When the battery is closed to the resistance R1 = 3.00 Ohm, a current flows in the circuit with a force of I1

When the battery is closed to the resistance R1 = 3.00 Ohm, a current flows in the circuit with a force of I1 = 5.00 A. When connected in parallel to the first resistance of the second resistor R2 = 6.00 Ohm, a current with a force of I2 = 8.00 A flows in an unbranched circuit.
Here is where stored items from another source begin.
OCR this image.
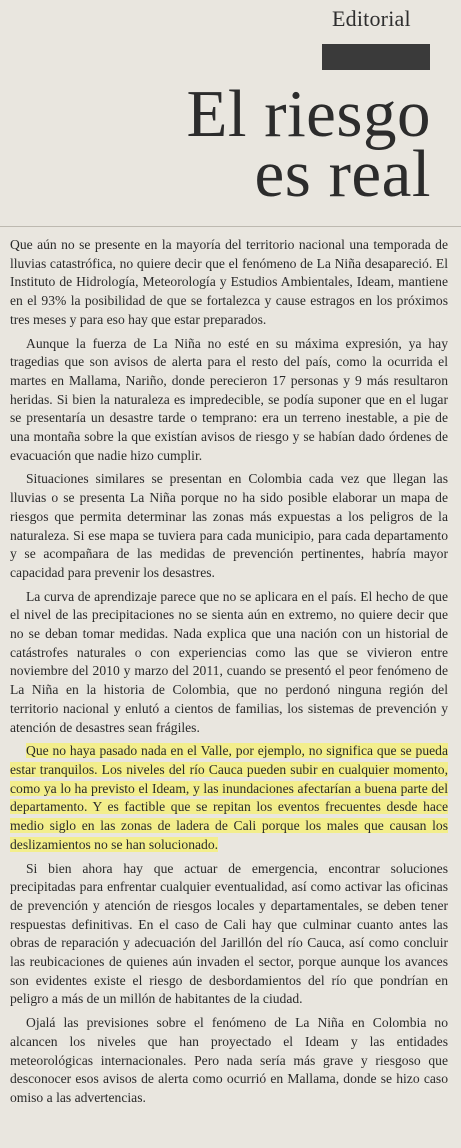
Editorial
El riesgo
es real

Que aún no se presente en la mayoría del territorio nacional una temporada de lluvias catastrófica, no quiere decir que el fenómeno de La Niña desapareció. El Instituto de Hidrología, Meteorología y Estudios Ambientales, Ideam, mantiene en el 93% la posibilidad de que se fortalezca y cause estragos en los próximos tres meses y para eso hay que estar preparados.

Aunque la fuerza de La Niña no esté en su máxima expresión, ya hay tragedias que son avisos de alerta para el resto del país, como la ocurrida el martes en Mallama, Nariño, donde perecieron 17 personas y 9 más resultaron heridas. Si bien la naturaleza es impredecible, se podía suponer que en el lugar se presentaría un desastre tarde o temprano: era un terreno inestable, a pie de una montaña sobre la que existían avisos de riesgo y se habían dado órdenes de evacuación que nadie hizo cumplir.

Situaciones similares se presentan en Colombia cada vez que llegan las lluvias o se presenta La Niña porque no ha sido posible elaborar un mapa de riesgos que permita determinar las zonas más expuestas a los peligros de la naturaleza. Si ese mapa se tuviera para cada municipio, para cada departamento y se acompañara de las medidas de prevención pertinentes, habría mayor capacidad para prevenir los desastres.

La curva de aprendizaje parece que no se aplicara en el país. El hecho de que el nivel de las precipitaciones no se sienta aún en extremo, no quiere decir que no se deban tomar medidas. Nada explica que una nación con un historial de catástrofes naturales o con experiencias como las que se vivieron entre noviembre del 2010 y marzo del 2011, cuando se presentó el peor fenómeno de La Niña en la historia de Colombia, que no perdonó ninguna región del territorio nacional y enlutó a cientos de familias, los sistemas de prevención y atención de desastres sean frágiles.

Que no haya pasado nada en el Valle, por ejemplo, no significa que se pueda estar tranquilos. Los niveles del río Cauca pueden subir en cualquier momento, como ya lo ha previsto el Ideam, y las inundaciones afectarían a buena parte del departamento. Y es factible que se repitan los eventos frecuentes desde hace medio siglo en las zonas de ladera de Cali porque los males que causan los deslizamientos no se han solucionado.

Si bien ahora hay que actuar de emergencia, encontrar soluciones precipitadas para enfrentar cualquier eventualidad, así como activar las oficinas de prevención y atención de riesgos locales y departamentales, se deben tener respuestas definitivas. En el caso de Cali hay que culminar cuanto antes las obras de reparación y adecuación del Jarillón del río Cauca, así como concluir las reubicaciones de quienes aún invaden el sector, porque aunque los avances son evidentes existe el riesgo de desbordamientos del río que pondrían en peligro a más de un millón de habitantes de la ciudad.

Ojalá las previsiones sobre el fenómeno de La Niña en Colombia no alcancen los niveles que han proyectado el Ideam y las entidades meteorológicas internacionales. Pero nada sería más grave y riesgoso que desconocer esos avisos de alerta como ocurrió en Mallama, donde se hizo caso omiso a las advertencias.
Determine the internal resistance of the battery.

R1 = 3 ohms.

I1 = 5 A.

R2 = 6 ohms.

I2 = 8 A.

r -?

According to Ohm’s law for a closed circuit, the current I in the circuit is directly proportional to the EMF of the current source and inversely proportional to the sum of the external R and internal resistance r: I = EMF / (R + r).

I1 = EMF / (R1 + r).

When connecting the second resistance R2 in parallel to the first R1, the total resistance will be determined by the formula: R = R1 * R2 / (R1 + R2).

R = 3 ohms * 6 ohms / (3 ohms + 6 ohms) = 2 ohms.

I2 = EMF / (R + r).

(R1 + r) * I1 = (R + r) * I2.

R1 * I1 + r * I1 = R * I2 + r * I2.

R1 * I1 – R * I2 = r * I2 – r * I1.

r = (R1 * I1 – R * I2) / (I2 – I1).

r = (3 Ohm * 5 A – 2 Ohm * 8 A) / (8 A – 5 A) = – 0.33 Ohm.

An error was made in the problem statement, since the internal resistance cannot be negative.